Wu Zijun, Sinha Saurabh
Wallace H. Coulter Department of Biomedical Engineering, Georgia Institute of Technology, Atlanta, GA 30332, United States.
H. Milton Steward School of Industrial & Systems Engineering, Georgia Institute of Technology, Atlanta, GA 30332, United States.
Bioinform Adv. 2024 Jan 23;4(1):vbae011. doi: 10.1093/bioadv/vbae011. eCollection 2024.

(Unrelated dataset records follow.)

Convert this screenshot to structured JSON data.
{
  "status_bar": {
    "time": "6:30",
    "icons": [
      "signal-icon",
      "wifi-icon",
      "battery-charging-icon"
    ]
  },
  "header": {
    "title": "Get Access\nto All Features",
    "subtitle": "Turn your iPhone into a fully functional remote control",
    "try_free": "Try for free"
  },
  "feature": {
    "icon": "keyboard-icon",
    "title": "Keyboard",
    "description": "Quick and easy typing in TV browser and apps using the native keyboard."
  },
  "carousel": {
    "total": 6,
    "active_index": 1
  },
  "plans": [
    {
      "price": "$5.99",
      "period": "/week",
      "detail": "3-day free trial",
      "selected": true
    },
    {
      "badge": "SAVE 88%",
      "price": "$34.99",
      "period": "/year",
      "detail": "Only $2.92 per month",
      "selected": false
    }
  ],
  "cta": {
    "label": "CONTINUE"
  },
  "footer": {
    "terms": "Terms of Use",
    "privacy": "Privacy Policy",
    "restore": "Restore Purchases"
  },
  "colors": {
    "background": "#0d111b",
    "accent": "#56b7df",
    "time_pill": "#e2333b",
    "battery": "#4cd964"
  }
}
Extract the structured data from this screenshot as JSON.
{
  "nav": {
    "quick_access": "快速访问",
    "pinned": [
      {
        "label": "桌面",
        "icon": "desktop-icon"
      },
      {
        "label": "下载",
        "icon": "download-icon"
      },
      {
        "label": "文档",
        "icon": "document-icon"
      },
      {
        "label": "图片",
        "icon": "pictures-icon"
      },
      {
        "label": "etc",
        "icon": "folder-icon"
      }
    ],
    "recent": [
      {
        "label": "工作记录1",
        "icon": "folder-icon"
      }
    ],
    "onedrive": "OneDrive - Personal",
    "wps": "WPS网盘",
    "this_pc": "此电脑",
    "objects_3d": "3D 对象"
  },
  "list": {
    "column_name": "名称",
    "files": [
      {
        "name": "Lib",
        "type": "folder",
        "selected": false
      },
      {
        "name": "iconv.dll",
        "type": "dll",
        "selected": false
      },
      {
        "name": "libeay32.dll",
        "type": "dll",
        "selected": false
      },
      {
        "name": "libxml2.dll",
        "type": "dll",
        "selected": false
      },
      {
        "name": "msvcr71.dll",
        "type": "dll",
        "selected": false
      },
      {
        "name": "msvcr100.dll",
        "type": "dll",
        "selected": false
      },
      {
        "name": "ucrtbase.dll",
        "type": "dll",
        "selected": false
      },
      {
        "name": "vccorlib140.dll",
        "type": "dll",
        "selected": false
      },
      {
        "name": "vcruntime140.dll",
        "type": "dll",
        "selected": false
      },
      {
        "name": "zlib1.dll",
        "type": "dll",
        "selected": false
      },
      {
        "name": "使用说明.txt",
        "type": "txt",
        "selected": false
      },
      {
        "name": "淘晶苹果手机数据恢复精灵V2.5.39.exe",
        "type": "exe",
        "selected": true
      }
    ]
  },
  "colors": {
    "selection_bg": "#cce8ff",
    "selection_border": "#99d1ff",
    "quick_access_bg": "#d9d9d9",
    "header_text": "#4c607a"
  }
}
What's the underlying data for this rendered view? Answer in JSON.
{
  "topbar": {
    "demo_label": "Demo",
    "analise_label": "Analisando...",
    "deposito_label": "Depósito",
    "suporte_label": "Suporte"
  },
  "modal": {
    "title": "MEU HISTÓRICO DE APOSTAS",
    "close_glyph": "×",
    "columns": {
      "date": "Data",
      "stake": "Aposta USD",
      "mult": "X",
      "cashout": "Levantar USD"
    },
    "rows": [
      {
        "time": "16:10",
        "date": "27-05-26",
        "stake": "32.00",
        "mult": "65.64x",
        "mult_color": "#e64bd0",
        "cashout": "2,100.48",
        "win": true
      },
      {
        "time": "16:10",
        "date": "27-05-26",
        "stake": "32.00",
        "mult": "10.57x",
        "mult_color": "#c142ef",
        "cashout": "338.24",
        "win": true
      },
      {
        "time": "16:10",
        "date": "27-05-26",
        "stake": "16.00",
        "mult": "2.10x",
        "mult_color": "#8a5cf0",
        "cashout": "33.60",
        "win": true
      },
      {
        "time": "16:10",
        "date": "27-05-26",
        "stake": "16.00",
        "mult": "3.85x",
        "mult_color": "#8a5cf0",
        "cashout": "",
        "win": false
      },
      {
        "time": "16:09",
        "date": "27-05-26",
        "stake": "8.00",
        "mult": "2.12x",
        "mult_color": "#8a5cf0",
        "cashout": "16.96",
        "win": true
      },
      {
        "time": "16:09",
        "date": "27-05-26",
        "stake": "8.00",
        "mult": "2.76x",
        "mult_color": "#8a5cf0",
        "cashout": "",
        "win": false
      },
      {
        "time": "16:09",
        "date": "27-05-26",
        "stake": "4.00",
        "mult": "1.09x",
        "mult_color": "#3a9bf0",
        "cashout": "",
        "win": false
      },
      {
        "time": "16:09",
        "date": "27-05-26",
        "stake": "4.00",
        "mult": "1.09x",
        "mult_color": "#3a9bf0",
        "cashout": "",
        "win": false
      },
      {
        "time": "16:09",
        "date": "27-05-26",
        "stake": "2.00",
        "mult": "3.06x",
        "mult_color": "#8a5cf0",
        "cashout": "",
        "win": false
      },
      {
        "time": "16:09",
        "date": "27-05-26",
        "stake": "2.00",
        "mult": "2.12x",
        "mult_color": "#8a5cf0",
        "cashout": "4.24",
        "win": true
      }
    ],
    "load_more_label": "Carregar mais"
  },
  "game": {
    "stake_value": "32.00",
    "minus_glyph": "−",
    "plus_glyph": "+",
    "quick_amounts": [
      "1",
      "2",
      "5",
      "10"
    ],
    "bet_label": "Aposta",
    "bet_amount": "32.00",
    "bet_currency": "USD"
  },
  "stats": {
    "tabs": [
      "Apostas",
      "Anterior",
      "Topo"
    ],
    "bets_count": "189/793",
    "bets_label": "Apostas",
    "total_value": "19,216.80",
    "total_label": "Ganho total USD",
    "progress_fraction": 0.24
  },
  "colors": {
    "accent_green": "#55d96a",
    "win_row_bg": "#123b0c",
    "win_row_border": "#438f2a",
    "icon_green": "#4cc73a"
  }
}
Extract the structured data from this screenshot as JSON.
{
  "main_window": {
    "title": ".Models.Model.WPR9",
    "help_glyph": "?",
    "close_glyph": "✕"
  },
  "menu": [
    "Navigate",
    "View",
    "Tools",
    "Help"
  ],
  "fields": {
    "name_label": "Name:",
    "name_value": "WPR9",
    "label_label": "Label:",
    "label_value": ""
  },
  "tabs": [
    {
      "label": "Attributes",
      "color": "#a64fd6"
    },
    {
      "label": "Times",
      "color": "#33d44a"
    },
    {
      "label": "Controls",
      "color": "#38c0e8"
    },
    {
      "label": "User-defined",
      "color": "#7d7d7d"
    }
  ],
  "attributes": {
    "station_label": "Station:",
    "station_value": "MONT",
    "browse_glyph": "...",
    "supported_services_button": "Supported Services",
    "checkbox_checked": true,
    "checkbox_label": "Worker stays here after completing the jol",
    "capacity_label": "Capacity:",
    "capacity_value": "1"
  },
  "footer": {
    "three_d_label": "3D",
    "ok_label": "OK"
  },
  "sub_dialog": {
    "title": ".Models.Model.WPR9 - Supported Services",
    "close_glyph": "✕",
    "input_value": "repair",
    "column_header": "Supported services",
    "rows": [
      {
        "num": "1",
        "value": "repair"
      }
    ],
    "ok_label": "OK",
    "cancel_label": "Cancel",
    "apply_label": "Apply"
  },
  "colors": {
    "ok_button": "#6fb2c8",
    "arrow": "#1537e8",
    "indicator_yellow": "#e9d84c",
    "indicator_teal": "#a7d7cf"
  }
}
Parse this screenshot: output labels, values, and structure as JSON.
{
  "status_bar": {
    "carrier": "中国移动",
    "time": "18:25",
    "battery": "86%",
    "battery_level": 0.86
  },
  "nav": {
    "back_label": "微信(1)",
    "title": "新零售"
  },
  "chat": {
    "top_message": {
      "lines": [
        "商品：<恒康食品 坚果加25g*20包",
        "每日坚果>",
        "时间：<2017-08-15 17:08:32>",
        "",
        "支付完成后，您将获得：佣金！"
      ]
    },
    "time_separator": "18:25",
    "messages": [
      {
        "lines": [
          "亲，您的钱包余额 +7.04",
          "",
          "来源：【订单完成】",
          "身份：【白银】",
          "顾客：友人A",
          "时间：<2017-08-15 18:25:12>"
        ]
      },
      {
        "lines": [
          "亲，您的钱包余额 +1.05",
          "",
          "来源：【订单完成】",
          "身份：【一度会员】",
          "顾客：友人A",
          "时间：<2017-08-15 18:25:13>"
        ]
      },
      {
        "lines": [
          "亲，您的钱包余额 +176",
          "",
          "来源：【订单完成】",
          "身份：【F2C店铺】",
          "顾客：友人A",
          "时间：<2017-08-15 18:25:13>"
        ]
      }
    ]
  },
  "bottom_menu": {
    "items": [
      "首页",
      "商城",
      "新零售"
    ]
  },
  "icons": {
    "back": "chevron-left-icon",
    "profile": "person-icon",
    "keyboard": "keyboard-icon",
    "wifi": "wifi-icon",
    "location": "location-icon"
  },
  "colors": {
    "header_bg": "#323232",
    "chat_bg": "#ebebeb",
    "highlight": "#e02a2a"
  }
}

Reconstruction of gene regulatory networks (GRNs) from expression data is a significant open problem. Common approaches train a machine learning (ML) model to predict a gene's expression using transcription factors' (TFs') expression as features and designate important features/TFs as regulators of the gene. Here, we present an entirely different paradigm, where GRN edges are directly predicted by the ML model. The new approach, named "SPREd," is a simulation-supervised neural network for GRN inference. Its inputs comprise expression relationships (e.g. correlation, mutual information) between the target gene and each TF and between pairs of TFs. The output includes binary labels indicating whether each TF regulates the target gene. We train the neural network model using synthetic expression data generated by a biophysics-inspired simulation model that incorporates linear as well as non-linear TF-gene relationships and diverse GRN configurations. We show SPREd to outperform state-of-the-art GRN reconstruction tools GENIE3, ENNET, PORTIA, and TIGRESS on synthetic datasets with high co-expression among TFs, similar to that seen in real data. A key advantage of the new approach is its robustness to relatively small numbers of conditions (columns) in the expression matrix, which is a common problem faced by existing methods. Finally, we evaluate SPREd on real data sets in yeast that represent gold-standard benchmarks of GRN reconstruction and show it to perform significantly better than or comparably to existing methods. In addition to its high accuracy and speed, SPREd marks a first step toward incorporating biophysics principles of gene regulation into ML-based approaches to GRN reconstruction.
Data and code are available from https://github.com/iiiime/SPREd.
从表达数据重建基因调控网络(GRN)是一个重大的开放性问题。常见方法是训练机器学习(ML)模型,以转录因子(TF)的表达为特征来预测基因的表达,并将重要特征/TF指定为该基因的调控因子。在此,我们提出了一种截然不同的范式,其中GRN边由ML模型直接预测。这种名为“SPREd”的新方法是一种用于GRN推理的模拟监督神经网络。其输入包括目标基因与每个TF之间以及TF对之间的表达关系(例如相关性、互信息)。输出包括二进制标签,指示每个TF是否调控目标基因。我们使用由生物物理启发的模拟模型生成的合成表达数据训练神经网络模型,该模型纳入了线性以及非线性TF-基因关系和多种GRN配置。我们表明,在TF之间具有高共表达的合成数据集上,SPREd的性能优于现有最先进的GRN重建工具GENIE3、ENNET、PORTIA和TIGRESS,这与实际数据中的情况类似。新方法的一个关键优势是其对表达矩阵中相对较少数量的条件(列)具有鲁棒性,这是现有方法面临的一个常见问题。最后,我们在酵母的真实数据集上评估了SPREd,这些数据集代表了GRN重建的金标准基准,结果表明它的性能明显优于现有方法或与之相当。除了高精度和高速度外,SPREd标志着朝着将基因调控的生物物理原理纳入基于ML的GRN重建方法迈出了第一步。